Rouben Rostamian

MaplePrimes Activity


These are replies submitted by Rouben Rostamian

@erik10  Let's say we replace the first equation by:

0.44 - a < PA^2 + 2*PA*PB < 0.44 + a

where "a" is the known absolute error in the 0.44 value.  We replace the remaining equations in a similar way.  Furthermore, since PA, PB, and PO are probabilities, they should be between 0 and 1.  Thus, your problem amounts to solving a set of 14 nonlinear inequalities in the three unknows PA, PB, PO.

I think this is a nonlinear optimization problem.  Unfortunately I don't know much about the subject to offer you some help here.  Perhaps others who know more can comment.

 

@Preben Alsholm 

a/x^b produces a pretty good fit:

q:=Statistics:-Fit(a/x^b,data,x);

 

@hhoang1 OK, then. Consider:

Plug in x=3.  What is the value of y?

Do it on paper, not Maple!

Does this throw some light on the problem?

@hhoang1 That depends on where you put the missing parenthesis.

 

  1. The mathematical expression that you have shown has four opening parentheses and three closing parentheses.  Needs to be fixed.
  2. You forgot to say over which range of x values you need to plot.

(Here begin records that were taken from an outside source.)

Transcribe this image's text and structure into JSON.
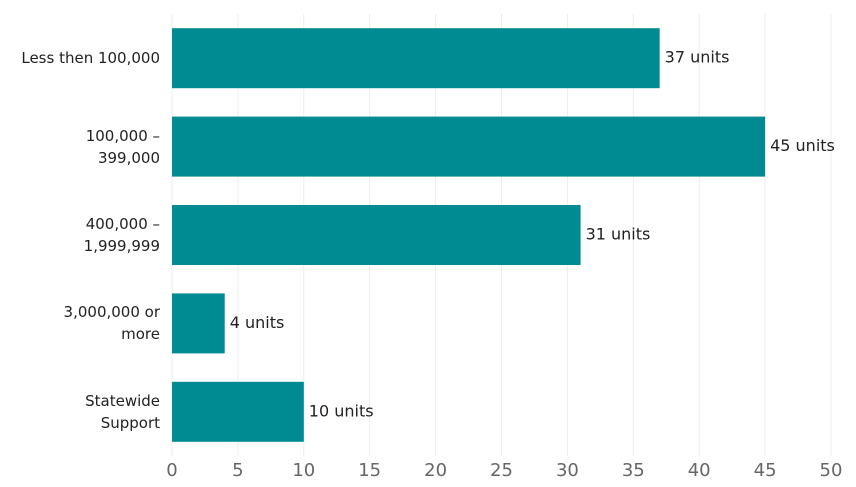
{
  "chart_data": {
    "type": "bar",
    "orientation": "horizontal",
    "categories": [
      "Less then 100,000",
      "100,000 –\n399,000",
      "400,000 –\n1,999,999",
      "3,000,000 or\nmore",
      "Statewide\nSupport"
    ],
    "values": [
      37,
      45,
      31,
      4,
      10
    ],
    "value_labels": [
      "37 units",
      "45 units",
      "31 units",
      "4 units",
      "10 units"
    ],
    "color": "#008b93",
    "xlim": [
      0,
      50
    ],
    "xticks": [
      0,
      5,
      10,
      15,
      20,
      25,
      30,
      35,
      40,
      45,
      50
    ],
    "grid": true
  }
}
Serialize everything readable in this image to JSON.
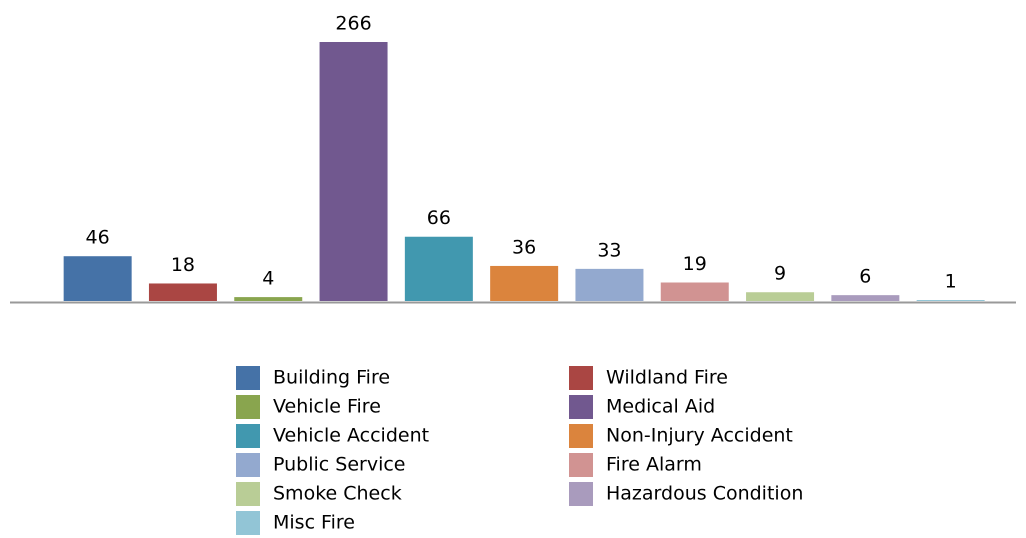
{
  "chart_data": {
    "type": "bar",
    "categories": [
      "Building Fire",
      "Wildland Fire",
      "Vehicle Fire",
      "Medical Aid",
      "Vehicle Accident",
      "Non-Injury Accident",
      "Public Service",
      "Fire Alarm",
      "Smoke Check",
      "Hazardous Condition",
      "Misc Fire"
    ],
    "values": [
      46,
      18,
      4,
      266,
      66,
      36,
      33,
      19,
      9,
      6,
      1
    ],
    "colors": [
      "#4572a7",
      "#aa4643",
      "#89a54e",
      "#71588f",
      "#4198af",
      "#db843d",
      "#93a9cf",
      "#d19392",
      "#b9cd96",
      "#a99bbd",
      "#92c5d6"
    ]
  }
}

@Klockjj Now the problem is in ode3 which, in a skeleton form, looks like

diff(P(z),z) = -1/P(z);

Solving this with P(0)=1 we get:

P(z) = sqrt(1 - 2*z);

Therefore the solution cannot extend beyond z=1/2 in this case.  Essentially the same thing is happening with your more complex equations.  It's time to go back and examine the derivation of the model.

 

 

@Bendesarts I have often wished that the whole worksheet would act as the Code Edit Region does, but so far as I know that's not possible in the current implementation.

Actually there may be fundamental obstacles in autoindenting a whole worksheet.  A Maple worksheet is conceived as an interactive interpreter of Maple code.  You can type a code fragment here, another code fragment there, and one gets interpreted and executed independently of the other.  To autoindent an entire worksheet, the indentation of each part would be affected by all other junk that may exist in the worksheet and probably that's not what you would want.

The Code Edit Region isolates a chunk of the worksheet from the arbitrariness of the rest of the worksheet and which gets autoindented as best as possible.

I don't use the Code Edit Region myself.  That's because autoindenting within a Code Edit Region is only partially implemented -- the code gets indented to the right properly, but leftward indentations needs to be done manually.  I also wish that there were an option to re-indent a code region whose indentation was messed up through multiple editings.

If a time comes when full autoindening is implemented in the Code Edit Region, I may consider using it.

 

@sarra The attached worksheet shows how to calculate and simplify the product x &x y.

It also shows how to calculate f(x &x y) and partially simplify it but the simplification in this case is incomplete.  Perhaps someone here more knowledgeable about Maple can show you how to complete it.

Note: I typed the entire worksheet from scratch.  I may have made errors in transcribing your formulas.  Be sure to check for correctness.

mw.mw

@Bendesarts You wrote:  "the classic presentation of a maple worksheet".

I can't tell whether the use of the word "classic" here is intentional or accidental.  There is something called "Maple Classic Worksheet".  If that's what you are asking about, I don't know the answer since I don't use the classic worksheet.

 

@sarra Let me ask one more time: Where is e(3)*e(1) defined in your worksheet?

@vv He postulates e(0)*e(1)=e(n-1).  But then, in a for-loop he sets e(i)*e(0)=e(i+1) for all i, and therefore e(1)*e(0)=e(2).  This makes the multiplication non-commutative.

I have asked him a few times what he means by "product" but haven't gotten a straight answer.

 

@sarra

1. Suppose n=5.  Where is e(3)*e(1) defined in your worksheet?

2. Consider two vectors u = <1,2,3,4> and v = <1,-1,1,-1>.  How would you calculate u*v?

 

@sarra I don't understand what you mean by " "*" denotes product of two vectors ".  Suppose n=5.  What do the products e(3)*e(1) or e(1)*e(3) mean?

 

  1. You have:

        # The vectors e(i) satify the folowing conditions
        e(0)*e(1)=e(n-1) assuming  1<n;

    Does the "*" denote some sort of multiplication?  How does one multiply two vectors?

  2.  You have:

        for i from 4 to n do
    What do you expect this to do?  You haven't said what n is.

 

@Doug Meade I think what you have shown may be made more transparent if you first extract the solutions x(t) and y(t) out of sol, as in

sol := dsolve({de1, de2, ic}, numeric, output=listprocedure);
X := eval(x(t), sol);
Y := eval(y(t), sol);

Then [X(1), Y(1)] would be the coordinates of a point on the solution curve at time t=1.  The attached worksheet has all the details.